Joblessness in Kenya rose 40% in a year
The study was conducted by Corporate Staffing Services, a local human resource consulting and recruitment firm which interviewed 386 respondents in Nairobi.
Sixty-six percent of the surveyed respondents are employed while 34 percent are unemployed, most of them youths.
The report shows that the youth in Kenya face serious challenges including high rates of unemployment and under-employment.
“Job searching has become a full-time job for most of those unemployed,” says Perminus Wainaina, the firm’s Managing Director.
“Employees have also raised their expectations which current employers are not meeting and they hope the next employer would.”
With these findings, Wainaina has urged jobseekers to be more self-reliant as opposed to insisting on getting formal employment.
“First what we need to do is address the education system. The fact that you have a degree does not entitle you to a formal job.”
“Those who are running the higher institutions of learning and the job seekers need to understand that what you are being equipped with are skills.”
“These are skills to be self-reliant, whether you are going to be self-reliant within a formal job or you’re going to start your own venture.”
He applauded the government on creating employment opportunities for those willing to venture into self employment through initiatives such as the Uwezo Fund.
“Again we have also seen the government come up with various initiatives to make sure that those seeking self-employment they have an opportunity.

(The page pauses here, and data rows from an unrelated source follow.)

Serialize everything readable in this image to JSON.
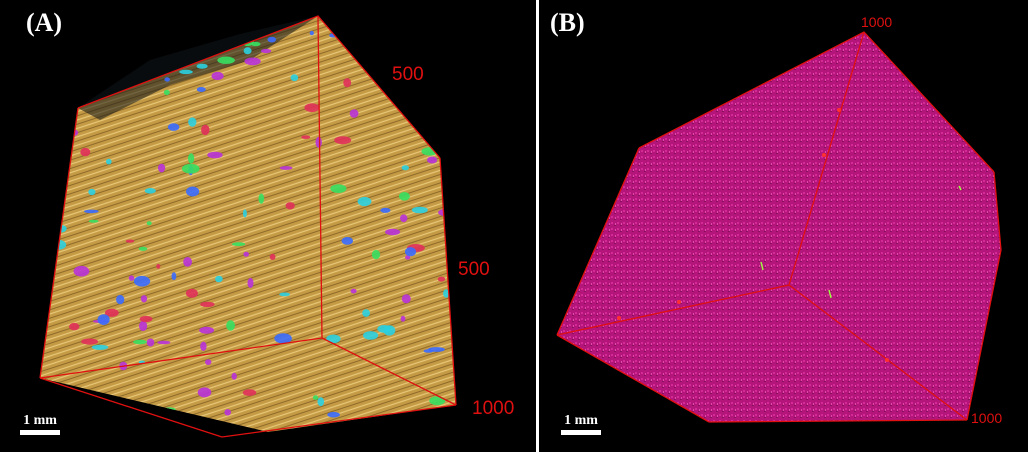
{
  "panels": [
    {
      "label": "(A)",
      "ticks": [
        "500",
        "500",
        "1000"
      ],
      "scale_bar": "1 mm",
      "colors": {
        "volume": "#c9a24a",
        "clusters": [
          "#2ad0e0",
          "#3a6cff",
          "#b833d8",
          "#36e060",
          "#e0305a"
        ],
        "box": "#e01010"
      }
    },
    {
      "label": "(B)",
      "ticks": [
        "1000",
        "1000"
      ],
      "scale_bar": "1 mm",
      "colors": {
        "volume": "#b8177a",
        "box": "#e01010"
      }
    }
  ]
}
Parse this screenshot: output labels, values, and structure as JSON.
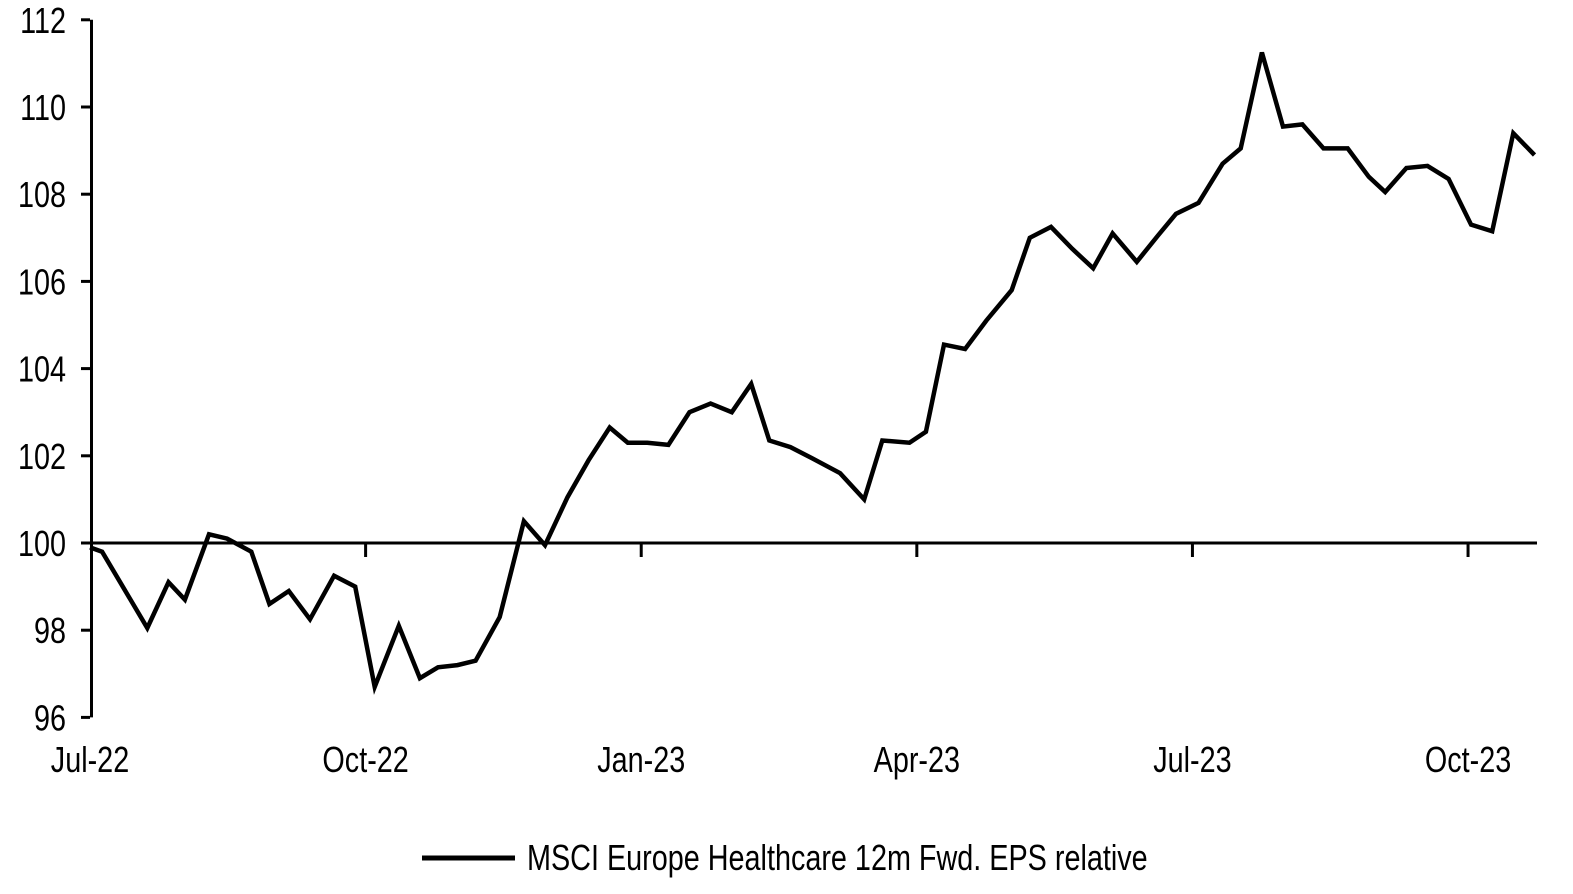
{
  "chart_data": {
    "type": "line",
    "title": "",
    "xlabel": "",
    "ylabel": "",
    "grid": false,
    "background_color": "#ffffff",
    "axis_color": "#000000",
    "baseline_value": 100,
    "ylim": [
      96,
      112
    ],
    "y_ticks": [
      96,
      98,
      100,
      102,
      104,
      106,
      108,
      110,
      112
    ],
    "y_tick_labels": [
      "96",
      "98",
      "100",
      "102",
      "104",
      "106",
      "108",
      "110",
      "112"
    ],
    "x_tick_labels": [
      "Jul-22",
      "Oct-22",
      "Jan-23",
      "Apr-23",
      "Jul-23",
      "Oct-23"
    ],
    "x_tick_month_offsets": [
      0,
      3,
      6,
      9,
      12,
      15
    ],
    "x_range_months": [
      0,
      15.75
    ],
    "legend": {
      "position": "bottom-center",
      "label": "MSCI Europe Healthcare 12m Fwd. EPS relative"
    },
    "series": [
      {
        "name": "MSCI Europe Healthcare 12m Fwd. EPS relative",
        "color": "#000000",
        "points": [
          {
            "date": "2022-07-01",
            "value": 99.9
          },
          {
            "date": "2022-07-05",
            "value": 99.8
          },
          {
            "date": "2022-07-20",
            "value": 98.05
          },
          {
            "date": "2022-07-27",
            "value": 99.1
          },
          {
            "date": "2022-08-02",
            "value": 98.7
          },
          {
            "date": "2022-08-10",
            "value": 100.2
          },
          {
            "date": "2022-08-16",
            "value": 100.1
          },
          {
            "date": "2022-08-24",
            "value": 99.8
          },
          {
            "date": "2022-08-30",
            "value": 98.6
          },
          {
            "date": "2022-09-06",
            "value": 98.9
          },
          {
            "date": "2022-09-13",
            "value": 98.25
          },
          {
            "date": "2022-09-21",
            "value": 99.25
          },
          {
            "date": "2022-09-28",
            "value": 99.0
          },
          {
            "date": "2022-10-04",
            "value": 96.7
          },
          {
            "date": "2022-10-12",
            "value": 98.1
          },
          {
            "date": "2022-10-19",
            "value": 96.9
          },
          {
            "date": "2022-10-25",
            "value": 97.15
          },
          {
            "date": "2022-11-01",
            "value": 97.2
          },
          {
            "date": "2022-11-07",
            "value": 97.3
          },
          {
            "date": "2022-11-15",
            "value": 98.3
          },
          {
            "date": "2022-11-23",
            "value": 100.5
          },
          {
            "date": "2022-11-30",
            "value": 99.95
          },
          {
            "date": "2022-12-07",
            "value": 101.05
          },
          {
            "date": "2022-12-14",
            "value": 101.9
          },
          {
            "date": "2022-12-21",
            "value": 102.65
          },
          {
            "date": "2022-12-27",
            "value": 102.3
          },
          {
            "date": "2023-01-03",
            "value": 102.3
          },
          {
            "date": "2023-01-10",
            "value": 102.25
          },
          {
            "date": "2023-01-17",
            "value": 103.0
          },
          {
            "date": "2023-01-24",
            "value": 103.2
          },
          {
            "date": "2023-01-31",
            "value": 103.0
          },
          {
            "date": "2023-02-07",
            "value": 103.65
          },
          {
            "date": "2023-02-13",
            "value": 102.35
          },
          {
            "date": "2023-02-20",
            "value": 102.2
          },
          {
            "date": "2023-02-27",
            "value": 101.95
          },
          {
            "date": "2023-03-06",
            "value": 101.6
          },
          {
            "date": "2023-03-14",
            "value": 101.0
          },
          {
            "date": "2023-03-20",
            "value": 102.35
          },
          {
            "date": "2023-03-29",
            "value": 102.3
          },
          {
            "date": "2023-04-04",
            "value": 102.55
          },
          {
            "date": "2023-04-10",
            "value": 104.55
          },
          {
            "date": "2023-04-17",
            "value": 104.45
          },
          {
            "date": "2023-04-24",
            "value": 105.1
          },
          {
            "date": "2023-05-02",
            "value": 105.8
          },
          {
            "date": "2023-05-08",
            "value": 107.0
          },
          {
            "date": "2023-05-15",
            "value": 107.25
          },
          {
            "date": "2023-05-22",
            "value": 106.75
          },
          {
            "date": "2023-05-29",
            "value": 106.3
          },
          {
            "date": "2023-06-05",
            "value": 107.1
          },
          {
            "date": "2023-06-13",
            "value": 106.45
          },
          {
            "date": "2023-06-20",
            "value": 107.05
          },
          {
            "date": "2023-06-26",
            "value": 107.55
          },
          {
            "date": "2023-07-03",
            "value": 107.8
          },
          {
            "date": "2023-07-11",
            "value": 108.7
          },
          {
            "date": "2023-07-17",
            "value": 109.05
          },
          {
            "date": "2023-07-24",
            "value": 111.25
          },
          {
            "date": "2023-07-31",
            "value": 109.55
          },
          {
            "date": "2023-08-07",
            "value": 109.6
          },
          {
            "date": "2023-08-14",
            "value": 109.05
          },
          {
            "date": "2023-08-22",
            "value": 109.05
          },
          {
            "date": "2023-08-29",
            "value": 108.4
          },
          {
            "date": "2023-09-04",
            "value": 108.05
          },
          {
            "date": "2023-09-11",
            "value": 108.6
          },
          {
            "date": "2023-09-18",
            "value": 108.65
          },
          {
            "date": "2023-09-25",
            "value": 108.35
          },
          {
            "date": "2023-10-02",
            "value": 107.3
          },
          {
            "date": "2023-10-09",
            "value": 107.15
          },
          {
            "date": "2023-10-16",
            "value": 109.4
          },
          {
            "date": "2023-10-23",
            "value": 108.9
          }
        ]
      }
    ]
  }
}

“I must comment the government we now have the Uwezo Fund, Youth Fund and the Women fund.”
“All these are funds which are geared towards the youth development, who are aged between 18 and 35 years.”
The survey shows the private sector remains the biggest employer in Kenya, absorbing 51.8 percent of the workforce.
According to the findings, 29.5 percent are running their own businesses, 11.2percent work in public institutions and Parastatals while only 7.6 percent are employed in the NGO sector.